Faculty Biography

Alain Enthoven, PhD

Professor Emeritus, Public and Private Management
Stanford University


Alain Enthoven, PhD, professor of of Public and Private Management at Stanford University, has been published widely in the fields of health care economics, organization, management, and public policy in the United States and the United Kingdom. In his research, he studies the causes of unsustainable growth in national health expenditures and the costs of health insurance, and possible strategies for moderating this growth while improving quality of care. His recent work is focused on the failings of employment-based health insurance and on proposals for market-based universal health insurance in the United States.

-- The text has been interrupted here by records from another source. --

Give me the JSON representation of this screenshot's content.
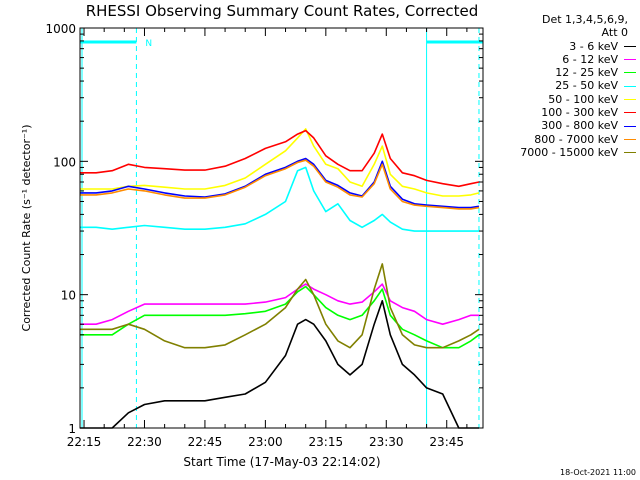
{
  "chart_data": {
    "type": "line",
    "title": "RHESSI Observing Summary Count Rates, Corrected",
    "xlabel": "Start Time (17-May-03 22:14:02)",
    "ylabel": "Corrected Count Rate (s⁻¹ detector⁻¹)",
    "yscale": "log",
    "ylim": [
      1,
      1000
    ],
    "xlim": [
      "22:14",
      "23:54"
    ],
    "x_ticks": [
      "22:15",
      "22:30",
      "22:45",
      "23:00",
      "23:15",
      "23:30",
      "23:45"
    ],
    "y_ticks": [
      "1",
      "10",
      "100",
      "1000"
    ],
    "grid": false,
    "legend_header": [
      "Det 1,3,4,5,6,9,",
      "Att 0"
    ],
    "night_marker": "N",
    "x": [
      "22:14",
      "22:18",
      "22:22",
      "22:26",
      "22:30",
      "22:35",
      "22:40",
      "22:45",
      "22:50",
      "22:55",
      "23:00",
      "23:05",
      "23:08",
      "23:10",
      "23:12",
      "23:15",
      "23:18",
      "23:21",
      "23:24",
      "23:27",
      "23:29",
      "23:31",
      "23:34",
      "23:37",
      "23:40",
      "23:44",
      "23:48",
      "23:51",
      "23:53"
    ],
    "series": [
      {
        "name": "3 - 6 keV",
        "color": "#000000",
        "values": [
          1.0,
          1.0,
          1.0,
          1.3,
          1.5,
          1.6,
          1.6,
          1.6,
          1.7,
          1.8,
          2.2,
          3.5,
          6.0,
          6.5,
          6.0,
          4.5,
          3.0,
          2.5,
          3.0,
          6.0,
          9.0,
          5.0,
          3.0,
          2.5,
          2.0,
          1.8,
          1.0,
          1.0,
          1.0
        ]
      },
      {
        "name": "6 - 12 keV",
        "color": "#ff00ff",
        "values": [
          6.0,
          6.0,
          6.5,
          7.5,
          8.5,
          8.5,
          8.5,
          8.5,
          8.5,
          8.5,
          8.8,
          9.5,
          11.0,
          12.0,
          11.0,
          10.0,
          9.0,
          8.5,
          8.8,
          10.5,
          12.0,
          9.0,
          8.0,
          7.5,
          6.5,
          6.0,
          6.5,
          7.0,
          7.0
        ]
      },
      {
        "name": "12 - 25 keV",
        "color": "#00ff00",
        "values": [
          5.0,
          5.0,
          5.0,
          6.0,
          7.0,
          7.0,
          7.0,
          7.0,
          7.0,
          7.2,
          7.5,
          8.5,
          10.5,
          11.5,
          10.0,
          8.0,
          7.0,
          6.5,
          7.0,
          9.0,
          11.0,
          7.0,
          5.5,
          5.0,
          4.5,
          4.0,
          4.0,
          4.5,
          5.0
        ]
      },
      {
        "name": "25 - 50 keV",
        "color": "#00ffff",
        "values": [
          32,
          32,
          31,
          32,
          33,
          32,
          31,
          31,
          32,
          34,
          40,
          50,
          85,
          90,
          60,
          42,
          48,
          36,
          32,
          36,
          40,
          35,
          31,
          30,
          30,
          30,
          30,
          30,
          30
        ]
      },
      {
        "name": "50 - 100 keV",
        "color": "#ffff00",
        "values": [
          62,
          62,
          62,
          65,
          66,
          64,
          62,
          62,
          66,
          75,
          95,
          120,
          150,
          175,
          130,
          95,
          88,
          70,
          65,
          95,
          130,
          80,
          65,
          62,
          58,
          55,
          55,
          56,
          58
        ]
      },
      {
        "name": "100 - 300 keV",
        "color": "#ff0000",
        "values": [
          82,
          82,
          85,
          95,
          90,
          88,
          86,
          86,
          92,
          105,
          125,
          140,
          160,
          170,
          150,
          110,
          95,
          85,
          85,
          115,
          160,
          105,
          82,
          78,
          72,
          68,
          65,
          68,
          70
        ]
      },
      {
        "name": "300 - 800 keV",
        "color": "#0000ff",
        "values": [
          58,
          58,
          60,
          65,
          62,
          58,
          55,
          54,
          57,
          65,
          80,
          90,
          100,
          105,
          95,
          72,
          66,
          58,
          55,
          70,
          100,
          65,
          52,
          48,
          47,
          46,
          45,
          45,
          46
        ]
      },
      {
        "name": "800 - 7000 keV",
        "color": "#ff8c00",
        "values": [
          56,
          56,
          58,
          62,
          60,
          56,
          53,
          53,
          56,
          64,
          78,
          88,
          98,
          102,
          92,
          70,
          64,
          56,
          54,
          68,
          95,
          62,
          50,
          47,
          46,
          45,
          44,
          44,
          45
        ]
      },
      {
        "name": "7000 - 15000 keV",
        "color": "#808000",
        "values": [
          5.5,
          5.5,
          5.5,
          6.0,
          5.5,
          4.5,
          4.0,
          4.0,
          4.2,
          5.0,
          6.0,
          8.0,
          11.0,
          13.0,
          10.0,
          6.0,
          4.5,
          4.0,
          5.0,
          11.0,
          17.0,
          8.0,
          5.0,
          4.2,
          4.0,
          4.0,
          4.5,
          5.0,
          5.5
        ]
      }
    ]
  },
  "footer_timestamp": "18-Oct-2021 11:00"
}
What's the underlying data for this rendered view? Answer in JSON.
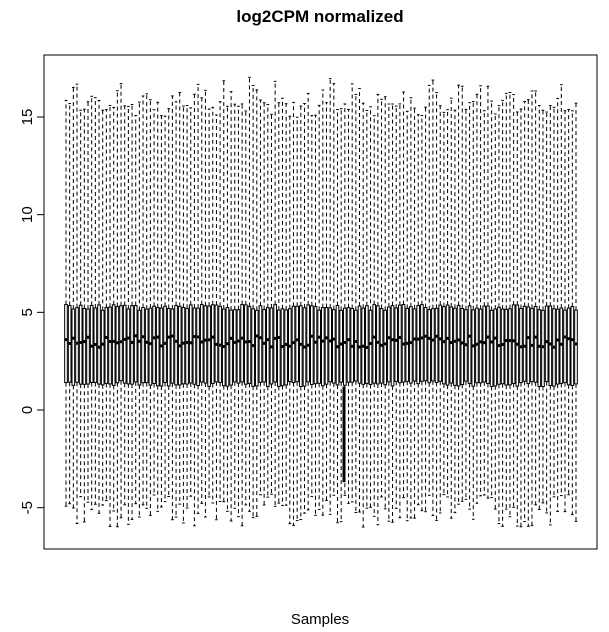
{
  "chart_data": {
    "type": "boxplot",
    "title": "log2CPM normalized",
    "xlabel": "Samples",
    "ylabel": "",
    "ylim": [
      -7,
      18
    ],
    "yticks": [
      -5,
      0,
      5,
      10,
      15
    ],
    "ytick_labels": [
      "-5",
      "0",
      "5",
      "10",
      "15"
    ],
    "grid": false,
    "legend": "none",
    "n_samples": 140,
    "box_color": "#000000",
    "whisker_style": "dashed",
    "summary_ranges": {
      "median": [
        3.2,
        3.8
      ],
      "q1": [
        1.2,
        1.5
      ],
      "q3": [
        5.1,
        5.4
      ],
      "whisker_low": [
        -6.0,
        -4.3
      ],
      "whisker_high": [
        13.6,
        17.3
      ]
    },
    "annotations": {
      "low_sample_whisker_top": -3.7
    }
  }
}
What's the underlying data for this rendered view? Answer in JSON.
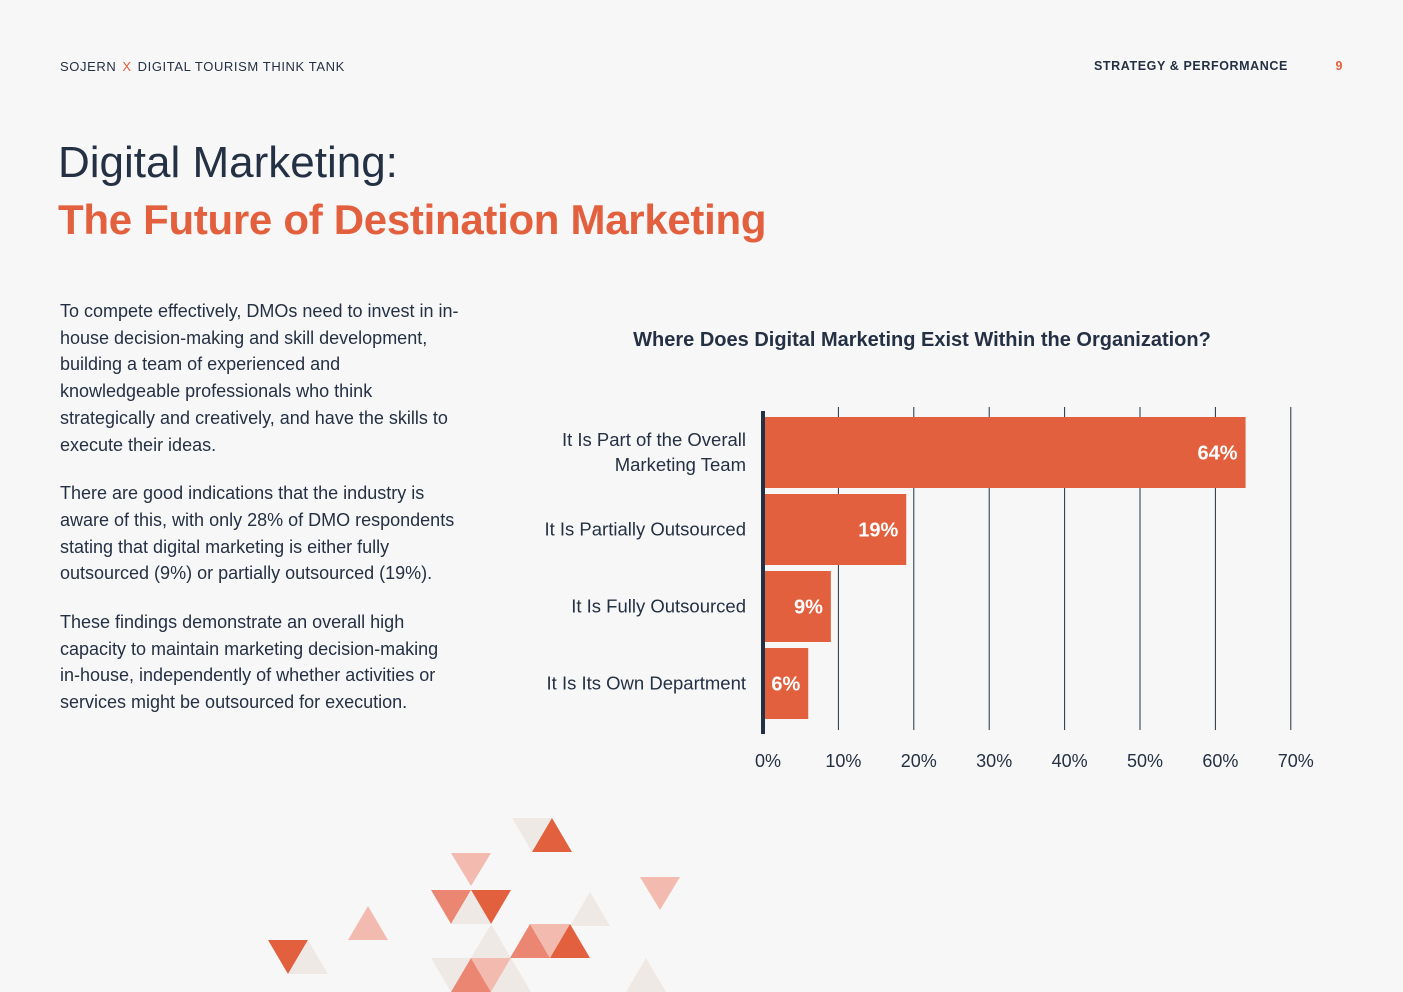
{
  "header": {
    "brand_left": "SOJERN",
    "brand_x": "X",
    "brand_right": "DIGITAL TOURISM THINK TANK",
    "section": "STRATEGY & PERFORMANCE",
    "page_number": "9"
  },
  "title": {
    "line1": "Digital Marketing:",
    "line2": "The Future of Destination Marketing"
  },
  "body": {
    "p1": "To compete effectively, DMOs need to invest in in-house decision-making and skill development, building a team of experienced and knowledgeable professionals who think strategically and creatively, and have the skills to execute their ideas.",
    "p2": "There are good indications that the industry is aware of this, with only 28% of DMO respondents stating that digital marketing is either fully outsourced (9%) or partially outsourced (19%).",
    "p3": "These findings demonstrate an overall high capacity to maintain marketing decision-making in-house, independently of whether activities or services might be outsourced for execution."
  },
  "colors": {
    "accent": "#e2603d",
    "navy": "#243043",
    "background": "#f7f7f7"
  },
  "chart_data": {
    "type": "bar",
    "orientation": "horizontal",
    "title": "Where Does Digital Marketing Exist Within the Organization?",
    "categories": [
      [
        "It Is Part of the Overall",
        "Marketing Team"
      ],
      [
        "It Is Partially Outsourced"
      ],
      [
        "It Is Fully Outsourced"
      ],
      [
        "It Is Its Own Department"
      ]
    ],
    "values": [
      64,
      19,
      9,
      6
    ],
    "data_labels": [
      "64%",
      "19%",
      "9%",
      "6%"
    ],
    "xlim": [
      0,
      70
    ],
    "ticks": [
      0,
      10,
      20,
      30,
      40,
      50,
      60,
      70
    ],
    "tick_labels": [
      "0%",
      "10%",
      "20%",
      "30%",
      "40%",
      "50%",
      "60%",
      "70%"
    ],
    "grid": true,
    "bar_color": "#e2603d"
  }
}
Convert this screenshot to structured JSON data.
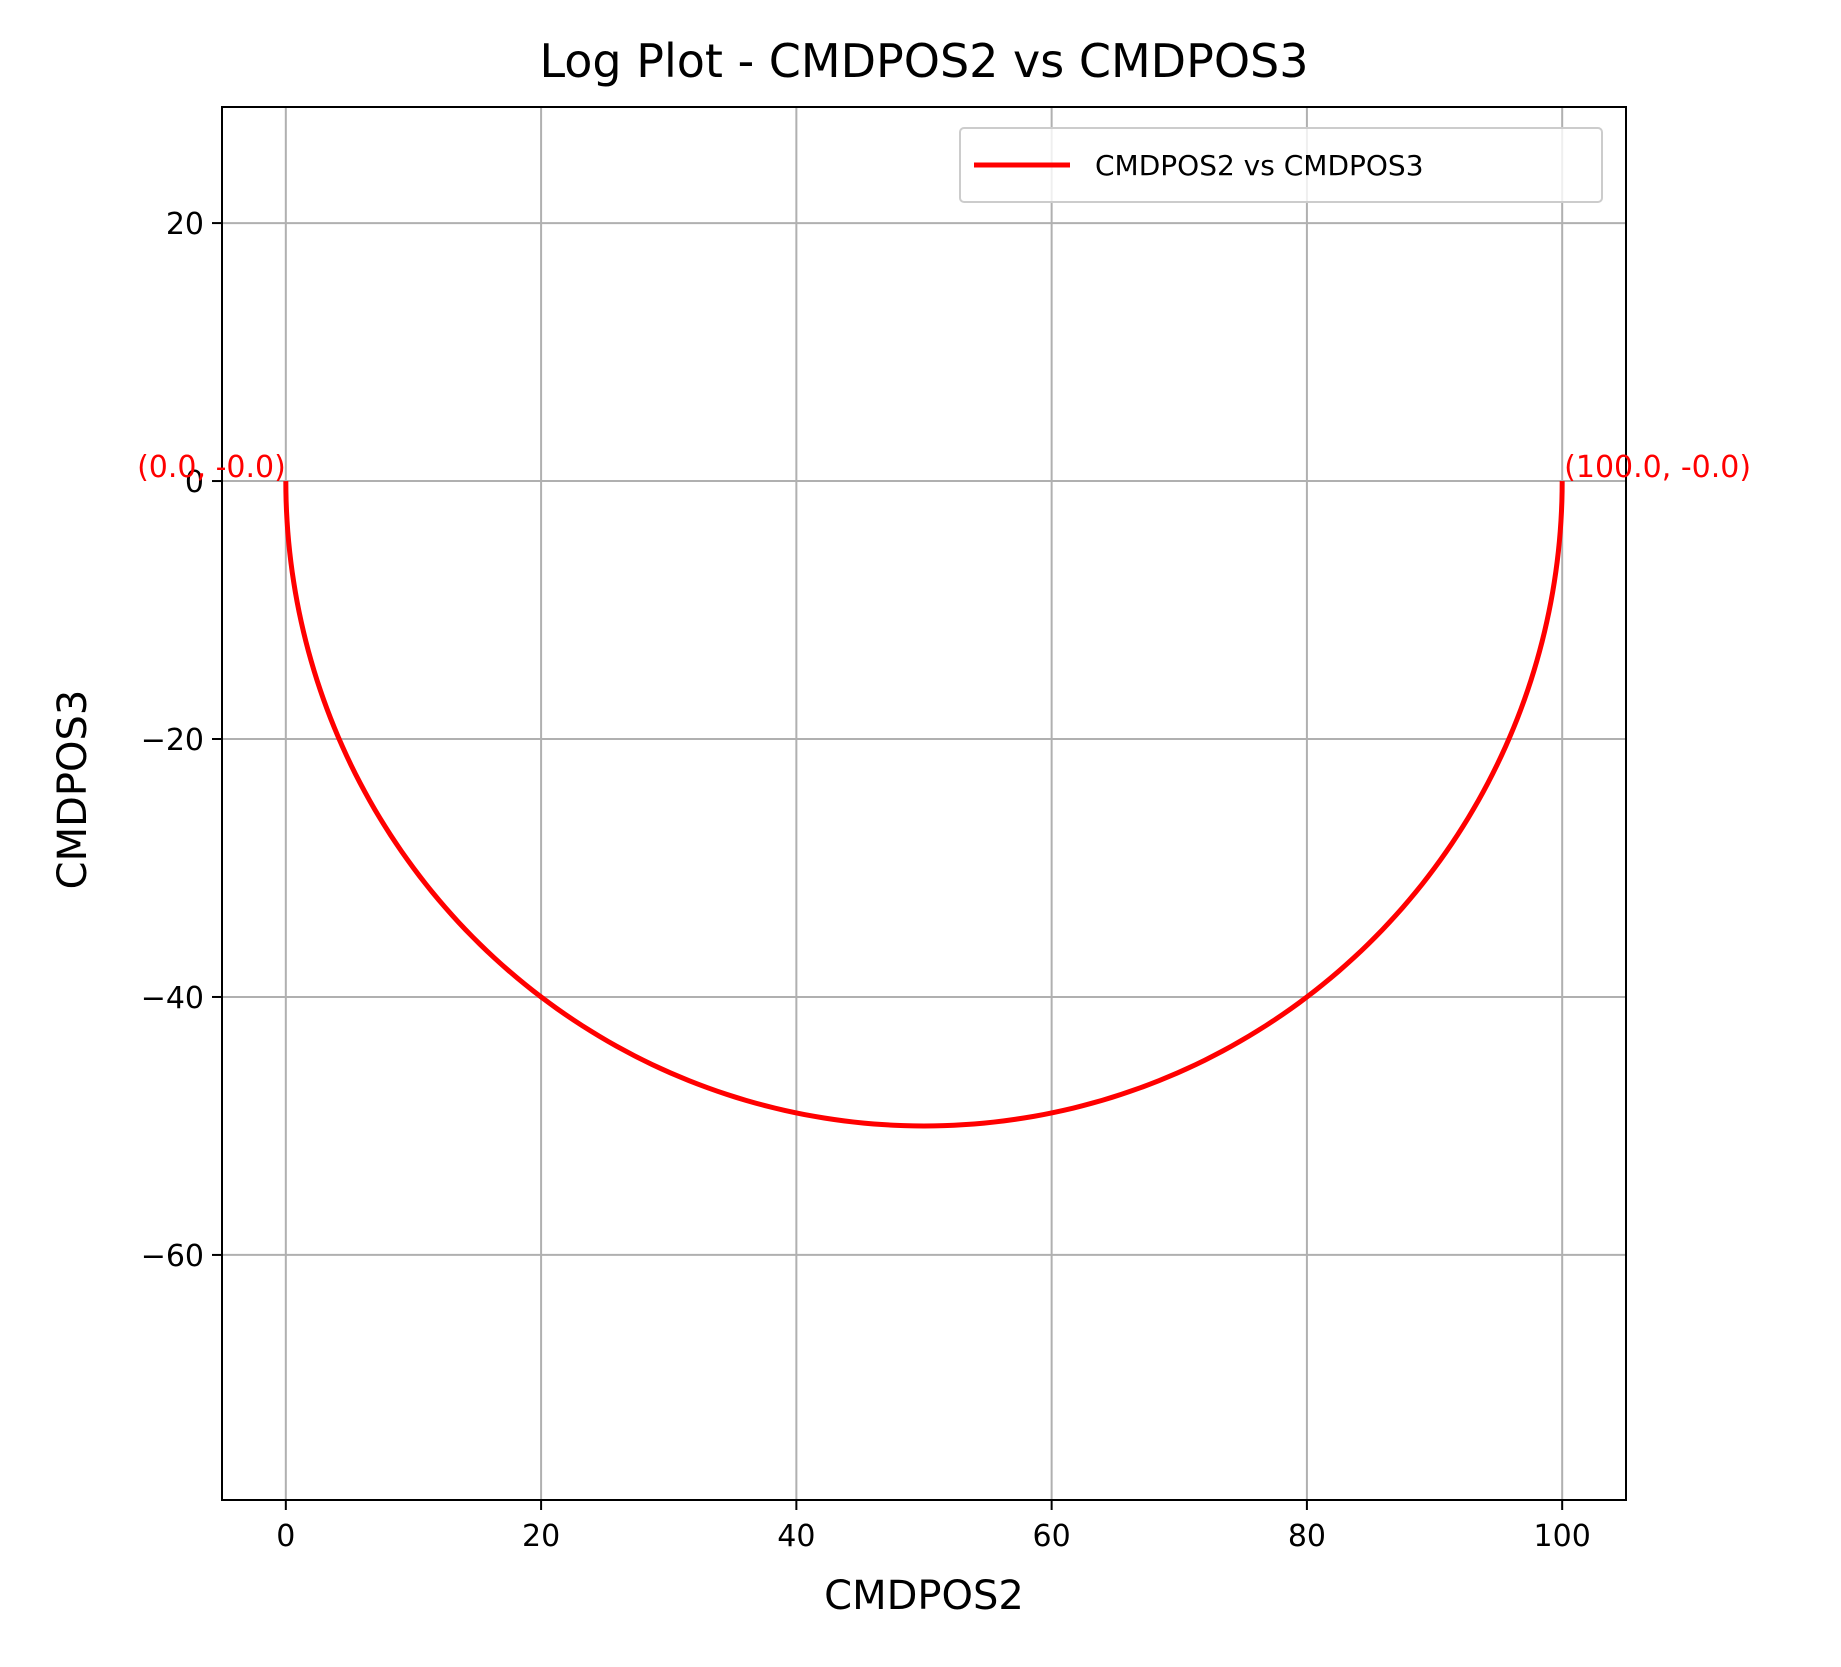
{
  "chart_data": {
    "type": "line",
    "title": "Log Plot - CMDPOS2 vs CMDPOS3",
    "xlabel": "CMDPOS2",
    "ylabel": "CMDPOS3",
    "xlim": [
      -5,
      105
    ],
    "ylim": [
      -79,
      29
    ],
    "x_ticks": [
      0,
      20,
      40,
      60,
      80,
      100
    ],
    "y_ticks": [
      20,
      0,
      -20,
      -40,
      -60
    ],
    "x_tick_labels": [
      "0",
      "20",
      "40",
      "60",
      "80",
      "100"
    ],
    "y_tick_labels": [
      "20",
      "0",
      "−20",
      "−40",
      "−60"
    ],
    "grid": true,
    "legend_position": "top-right",
    "series": [
      {
        "name": "CMDPOS2 vs CMDPOS3",
        "color": "#ff0000",
        "shape": "semicircle",
        "center": [
          50,
          0
        ],
        "radius": 50,
        "start": [
          0.0,
          -0.0
        ],
        "end": [
          100.0,
          -0.0
        ]
      }
    ],
    "annotations": [
      {
        "text": "(0.0, -0.0)",
        "x": 0.0,
        "y": 0.0,
        "anchor": "end",
        "color": "#ff0000"
      },
      {
        "text": "(100.0, -0.0)",
        "x": 100.0,
        "y": 0.0,
        "anchor": "start",
        "color": "#ff0000"
      }
    ]
  }
}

Alain began his teaching career at the Massachusetts Institute of Technology (MIT). Eventually, he moved to the Department of Defense, where he held several positions leading to an appointment, by President Lyndon Johnson, to the position of Assistant Secretary of Defense for Systems Analysis. Alain also served as a consultant to the administration of President Jimmy Carter, where he designed and proposed Consumer Choice Health Plan, a plan for universal health insurance based on managed competition in the private sector.

Alain joined the Stanford faculty in 1973 and has since focused his teaching on health care. In 1988, he gave the de Vries Lectures at Erasmus University on the topic “Theory and Practice of Managed Competition in Health Care Finance.” He served as the Rock Carling Fellow at the Nuffield Trust in London from 1998 to 1999. In 1999, the Nuffield Trust published his monograph “In Pursuit of an Improving National Health Service,” which presented the case for continuing incentives reform in the NHS. In 2006, he gave the Keynote Address for the Dutch/Flemish Association of Health Economists at their tenth Annual Conference at Erasmus University in Rotterdam, entitled “Consumer Choice of Health Plan: Connecting Insurers and Providers in Systems."

Alain holds degrees in Economics from Stanford, Oxford, and MIT.